Le premier projet que Sainsaulieu présente au rectorat le 20 juillet 1959 confirme les orientations prises dès 1953 par Mathieu et oriente le projet définitif à venir sur un schéma directeur où se combinent des règles de composition empruntées à la culture Beaux-Arts et certains principes issues de l’urbanisme réformateur. Sainsaulieu affirme sa volonté de d’implanter les nouveaux bâtiments sur les axes et la trame orthogonale que Coulon a fixée initialement. L’ensemble de la zone universitaire est ainsi calé sur une trame orthogonale de 100 m de côté dont les deux directions reprennent celles de la trame de la faculté des sciences. L’harmonie qu’il entend ainsi dégager est purement artificielle, perceptible en plan masse, mais aucunement sur le site à hauteur d’homme. Sa démarche illustre cette «illusion des plans » que Le Corbusier condamnait dès 1923 dans Vers une architecture. La disposition des bâtiments relève en revanche des principes de l’urbanisme moderne : indépendants les uns des autres, ils sont implantés dans une zone verte. Le vaste espace de 200 hectares réservé anticipe largement les besoins futurs d’extension. Le rejet de la circulation automobile en périphérie du domaine universitaire où seuls les piétons sont autorisés à circuler renvoie également clairement au principe de hiérarchisation des circulations exposé dans le quatrième chapitre de la Charte d’Athènes. Le risque, que Sainsaulieu pressent lui-même, est celui d’une composition hors d’échelle, qualifiée de potentiellement « inhumaine » difficilement compatible avec une circulation piétonne. D’une extrémité à l’autre du domaine universitaire, la distance dépasse trois kilomètres. Les solutions qu’il propose pour en prendre la mesure relèvent plus de l’architecte, que de l’urbaniste qu’il se défend d’ailleurs d’être. Il suggère de combiner « quelques grands effets simples que permet l’ampleur du programme avec des éléments de détail qui gardent l’échelle humaine ». Les verticales de la tour des magasins de la bibliothèque et du château d’eau s’articulent donc avec l’Aula Magna en fond de perspective de la faculté de droit. Ce premier plan directeur est validé par le Conseil Général des Bâtiments de France (C.G.B.F) le 21 juillet 1959.
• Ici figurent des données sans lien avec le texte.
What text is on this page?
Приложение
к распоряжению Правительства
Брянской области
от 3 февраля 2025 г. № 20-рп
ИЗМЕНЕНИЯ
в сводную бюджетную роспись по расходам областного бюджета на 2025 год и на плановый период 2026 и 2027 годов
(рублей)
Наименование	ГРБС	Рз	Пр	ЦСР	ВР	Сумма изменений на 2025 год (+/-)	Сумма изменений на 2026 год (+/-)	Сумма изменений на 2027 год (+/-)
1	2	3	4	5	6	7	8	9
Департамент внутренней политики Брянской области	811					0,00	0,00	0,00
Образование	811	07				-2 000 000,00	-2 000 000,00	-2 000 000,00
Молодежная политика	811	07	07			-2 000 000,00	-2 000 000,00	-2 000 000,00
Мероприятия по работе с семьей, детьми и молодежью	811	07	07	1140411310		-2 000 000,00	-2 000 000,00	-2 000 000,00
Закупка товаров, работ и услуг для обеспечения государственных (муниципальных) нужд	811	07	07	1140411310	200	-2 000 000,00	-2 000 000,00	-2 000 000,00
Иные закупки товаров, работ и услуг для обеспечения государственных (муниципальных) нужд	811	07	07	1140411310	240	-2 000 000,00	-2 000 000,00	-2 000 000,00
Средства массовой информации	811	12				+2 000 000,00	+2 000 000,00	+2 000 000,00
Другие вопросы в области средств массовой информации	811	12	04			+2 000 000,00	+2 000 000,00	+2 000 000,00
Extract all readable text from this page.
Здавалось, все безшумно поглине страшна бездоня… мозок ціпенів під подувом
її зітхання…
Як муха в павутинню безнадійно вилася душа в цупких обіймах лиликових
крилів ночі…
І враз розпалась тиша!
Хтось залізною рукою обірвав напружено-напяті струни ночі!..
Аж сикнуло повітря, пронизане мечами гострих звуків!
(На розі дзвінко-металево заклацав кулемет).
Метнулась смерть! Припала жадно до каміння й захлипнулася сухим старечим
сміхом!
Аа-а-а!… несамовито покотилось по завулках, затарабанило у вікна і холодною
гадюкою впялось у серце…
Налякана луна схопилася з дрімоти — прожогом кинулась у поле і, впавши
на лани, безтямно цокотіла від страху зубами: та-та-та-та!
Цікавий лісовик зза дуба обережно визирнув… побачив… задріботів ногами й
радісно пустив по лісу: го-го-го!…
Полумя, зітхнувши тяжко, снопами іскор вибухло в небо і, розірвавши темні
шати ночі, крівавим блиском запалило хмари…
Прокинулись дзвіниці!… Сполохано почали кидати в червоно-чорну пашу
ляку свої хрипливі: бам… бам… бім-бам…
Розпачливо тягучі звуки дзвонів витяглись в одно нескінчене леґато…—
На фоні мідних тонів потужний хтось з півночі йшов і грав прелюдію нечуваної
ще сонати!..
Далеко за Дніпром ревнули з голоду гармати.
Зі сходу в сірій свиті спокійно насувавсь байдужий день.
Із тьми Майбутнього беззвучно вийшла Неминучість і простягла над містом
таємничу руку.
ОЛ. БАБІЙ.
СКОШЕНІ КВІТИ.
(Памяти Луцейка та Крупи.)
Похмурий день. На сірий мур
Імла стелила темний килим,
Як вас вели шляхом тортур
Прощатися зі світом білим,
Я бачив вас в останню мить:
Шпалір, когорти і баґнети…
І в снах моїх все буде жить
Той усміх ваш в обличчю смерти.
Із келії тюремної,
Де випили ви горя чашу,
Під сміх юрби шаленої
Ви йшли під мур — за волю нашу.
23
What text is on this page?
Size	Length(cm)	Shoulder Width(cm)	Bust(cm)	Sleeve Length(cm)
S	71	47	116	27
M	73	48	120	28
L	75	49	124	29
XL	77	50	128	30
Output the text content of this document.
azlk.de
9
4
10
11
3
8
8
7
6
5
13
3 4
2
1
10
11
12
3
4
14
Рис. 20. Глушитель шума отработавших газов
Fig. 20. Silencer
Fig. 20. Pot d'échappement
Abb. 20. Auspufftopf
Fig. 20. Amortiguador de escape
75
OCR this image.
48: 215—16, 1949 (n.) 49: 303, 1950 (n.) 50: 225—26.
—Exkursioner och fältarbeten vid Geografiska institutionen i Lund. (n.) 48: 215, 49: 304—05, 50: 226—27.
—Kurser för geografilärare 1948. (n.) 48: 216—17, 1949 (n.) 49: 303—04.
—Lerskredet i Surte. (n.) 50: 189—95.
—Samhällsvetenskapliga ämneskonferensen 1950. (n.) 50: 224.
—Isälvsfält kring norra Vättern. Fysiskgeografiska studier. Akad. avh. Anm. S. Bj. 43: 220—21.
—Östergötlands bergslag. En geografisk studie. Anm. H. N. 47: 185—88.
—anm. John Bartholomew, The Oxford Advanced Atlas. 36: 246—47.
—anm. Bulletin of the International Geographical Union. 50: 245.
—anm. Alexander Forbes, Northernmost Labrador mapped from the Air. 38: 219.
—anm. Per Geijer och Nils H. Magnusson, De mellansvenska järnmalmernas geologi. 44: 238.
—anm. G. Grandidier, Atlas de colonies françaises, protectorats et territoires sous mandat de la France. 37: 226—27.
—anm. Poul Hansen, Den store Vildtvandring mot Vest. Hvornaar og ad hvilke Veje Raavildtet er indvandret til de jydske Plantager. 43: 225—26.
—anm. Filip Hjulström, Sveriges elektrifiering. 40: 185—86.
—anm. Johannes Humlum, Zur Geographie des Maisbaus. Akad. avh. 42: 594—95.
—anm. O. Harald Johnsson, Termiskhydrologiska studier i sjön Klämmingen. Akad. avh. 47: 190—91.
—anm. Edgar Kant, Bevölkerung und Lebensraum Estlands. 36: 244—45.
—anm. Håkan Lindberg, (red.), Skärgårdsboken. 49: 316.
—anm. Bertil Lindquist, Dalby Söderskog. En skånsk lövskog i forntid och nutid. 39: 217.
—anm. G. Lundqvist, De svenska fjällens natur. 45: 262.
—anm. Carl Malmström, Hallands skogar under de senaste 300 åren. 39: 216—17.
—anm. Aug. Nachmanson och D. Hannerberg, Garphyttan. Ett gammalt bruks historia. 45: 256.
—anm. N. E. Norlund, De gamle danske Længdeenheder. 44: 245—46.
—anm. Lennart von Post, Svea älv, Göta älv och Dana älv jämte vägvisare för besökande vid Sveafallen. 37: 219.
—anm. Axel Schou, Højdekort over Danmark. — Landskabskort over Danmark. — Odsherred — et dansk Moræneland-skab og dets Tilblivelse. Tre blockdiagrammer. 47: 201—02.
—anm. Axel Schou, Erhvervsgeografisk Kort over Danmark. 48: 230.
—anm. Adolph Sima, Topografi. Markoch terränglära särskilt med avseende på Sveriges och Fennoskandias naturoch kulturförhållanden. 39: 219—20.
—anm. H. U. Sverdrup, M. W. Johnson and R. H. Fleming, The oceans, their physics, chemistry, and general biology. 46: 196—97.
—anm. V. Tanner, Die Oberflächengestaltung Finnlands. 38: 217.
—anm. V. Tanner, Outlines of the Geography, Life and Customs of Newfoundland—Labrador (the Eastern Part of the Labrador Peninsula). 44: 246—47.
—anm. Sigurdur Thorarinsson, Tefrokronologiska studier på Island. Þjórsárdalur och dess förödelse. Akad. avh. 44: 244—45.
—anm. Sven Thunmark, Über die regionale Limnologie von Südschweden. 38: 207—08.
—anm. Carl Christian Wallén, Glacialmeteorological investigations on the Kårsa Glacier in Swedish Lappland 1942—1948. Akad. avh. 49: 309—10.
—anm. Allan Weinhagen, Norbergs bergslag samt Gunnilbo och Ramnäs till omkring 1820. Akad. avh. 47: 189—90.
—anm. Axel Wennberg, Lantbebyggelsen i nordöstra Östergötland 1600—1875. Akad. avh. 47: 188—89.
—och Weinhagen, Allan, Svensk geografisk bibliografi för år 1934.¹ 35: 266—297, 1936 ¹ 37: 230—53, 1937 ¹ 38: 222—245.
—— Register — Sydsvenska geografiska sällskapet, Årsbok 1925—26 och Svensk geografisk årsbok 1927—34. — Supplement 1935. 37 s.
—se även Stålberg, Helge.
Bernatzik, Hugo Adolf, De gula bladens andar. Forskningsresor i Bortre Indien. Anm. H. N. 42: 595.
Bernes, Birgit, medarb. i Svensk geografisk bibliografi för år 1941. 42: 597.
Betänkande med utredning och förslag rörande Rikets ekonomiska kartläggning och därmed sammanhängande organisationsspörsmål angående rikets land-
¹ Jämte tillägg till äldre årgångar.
Le plan est prioritairement pensé en termes de composition architecturale autonome. En 1960, Sainsaulieu réaffirme que « n’étant pas urbaniste, il ne lui appartient pas de régler les questions de détails. Son rôle d’architecte-coordonnateur consiste essentiellement à prévoir une composition d’ensemble. » Privé d’une liaison rapide avec le centre de Bordeaux et de la voie des mairies, mal raccordée à la rocade par un unique échangeur, la zone universitaire est restée fortement enclavée et difficile d’accès jusqu’à sa desserte récente par la ligne B de tramway (Pessac-Claveau), immédiatement saturée entre les stations Montaigne-Montesquieu et Hôtel de ville.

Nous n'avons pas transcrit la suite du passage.